Título: Plano coletivo é aposta de risco para driblar preço
Autor: Leite, Fabiane ; Toledo, Karina
Fonte: O Estado de São Paulo, 25/07/2010, Vida, p. A24

Saúde. Reajuste de dois dígitos e rescisão inesperada do contrato estão entre os problemas que atormentam os clientes que deixaram de contratar um plano individual por causa do alto custo; regulamentação não abarcou essa categoria, que está desprotegida

Depois de ter a mão esquerda esfacelada em um acidente de carro, o consultor Wanderley de Oliveira, de 55 anos, precisou remarcar a cirurgia corretiva três vezes. Quando estava na última tentativa, a operadora do plano coletivo a que Oliveira havia aderido decidiu rescindir o contrato. Ele teve de recorrer à Justiça.

Ao obter a ordem judicial, o consultor conseguiu realizar a operação, mas apenas um ano e sete dias após o acidente. A demora deixou sequelas. "O resultado não foi o mesmo que teria sido se tivesse feito a cirurgia há um ano. Alguns movimentos não consigo mais fazer", relata Oliveira, associado da Amesp, comprada pela Medial.

Esquecidos na regulamentação dos planos de saúde em 1998, os coletivos são motivo de desespero para pequenos empresários e grupos que recorrem a eles para fugir dos altos preços dos individuais. Sem força para negociar com as operadoras do setor, os usuários se apavoram com reajustes de dois dígitos e rescisões de contratos inesperadas, como a de Oliveira.

Os planos de saúde coletivos, que dominam o mercado brasileiro, são aqueles pagos pela empresa a funcionários. Há ainda os planos coletivos por adesão: entidades profissionais, como um conselho de classe ou um sindicato, oferecem um plano para pessoas da categoria.

Nos coletivos, as operadoras podem reajustar livremente as mensalidades, uma vez por ano, assim como rescindir contratos sem motivo. Basta uma carta de aviso. Por isso, entidades dos consumidores dizem que os coletivos estão fora da lei dos planos. Mas muitos clientes não entendem isso ao assinar um contrato.

O próprio diretor-presidente da Agência Nacional de Saúde Suplementar (ANS), Maurício Ceschin, admite que os "pequenos" estão em desvantagem no mercado de "tubarões" dos coletivos.

"O problema é quando o pool (de consumidores) é menor. Olhar isso de uma forma mais atenta é imprescindível. E criar mecanismos de proteção", declarou ao Estado. Em seguida, porém, admitiu que ainda não há discussões na agência para isso (mais informações na pág. A25).

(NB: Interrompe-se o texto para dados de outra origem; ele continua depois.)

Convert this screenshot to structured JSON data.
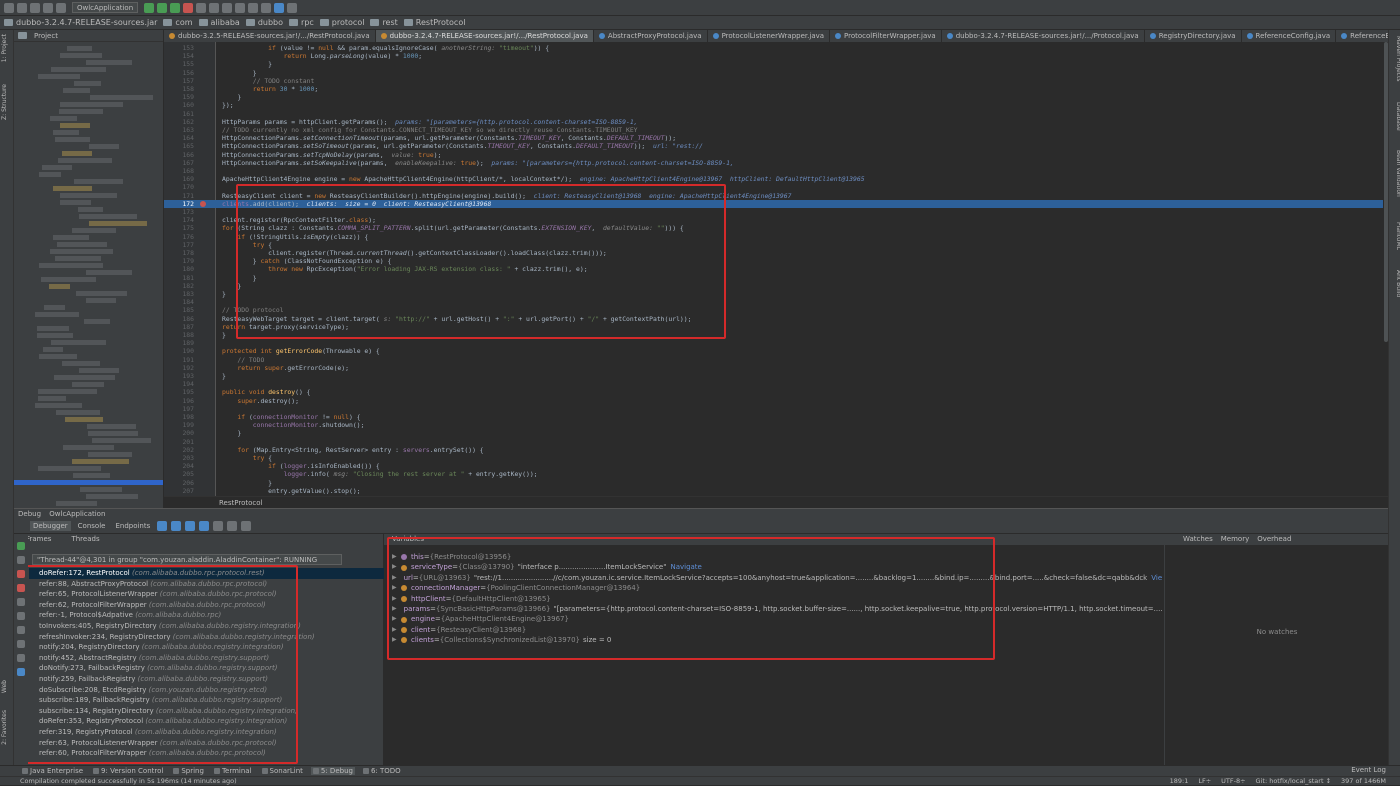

Hoje, só os planos individuais, acordados diretamente entre o cliente titular e a operadora de saúde, têm os reajustes controlados pelo governo. Esses reajustes, porém, são baseados numa fórmula matemática que reflete a livre negociação de preços dos coletivos. Em razão disso, os planos individuais tornaram-se um produto escasso e caro. Quem não consegue pagá-los vai atrás de um coletivo.

Relação igualitária. O entendimento do governo e dos órgãos reguladores desde a regulamentação é que as relações entre as partes são mais igualitárias nos coletivos, daí a liberdade para negociar preços. O problema é que, além de grandes empresas, eles também incluem grupos bem menores - como pequenos comerciantes.

No fim de 2009, a ANS, órgão regulador do setor de convênios, trouxe algumas regras, como a dos reajustes anuais. Ficou em aberto, no entanto, qual seria o critério para considerar um plano como coletivo. Operadoras ainda permitem, por exemplo, associações de três indivíduos e pessoas da mesma família, o que sujeita esses grupos a reajustes pesados se alguém adoecer.

O empresário Oscar Noguchi, de 61 anos, que mantém um plano coletivo para quatro familiares, recebeu recentemente um aumento inesperado de 35% da Medial, empresa da qual era associado havia quatro anos.

"Naquela época, o individual era muito caro e a corretora abriu a oportunidade de fazermos o coletivo. Os reajustes nos últimos anos tinham sido de 8%. Você não tem proteção, não tem nada", diz Noguchi, que desistiu do plano.

Ele lembra que no ano anterior ao reajuste havia feito uma operação para retirar pedra da vesícula. Outro familiar, uma cintilografia. "É uma punição."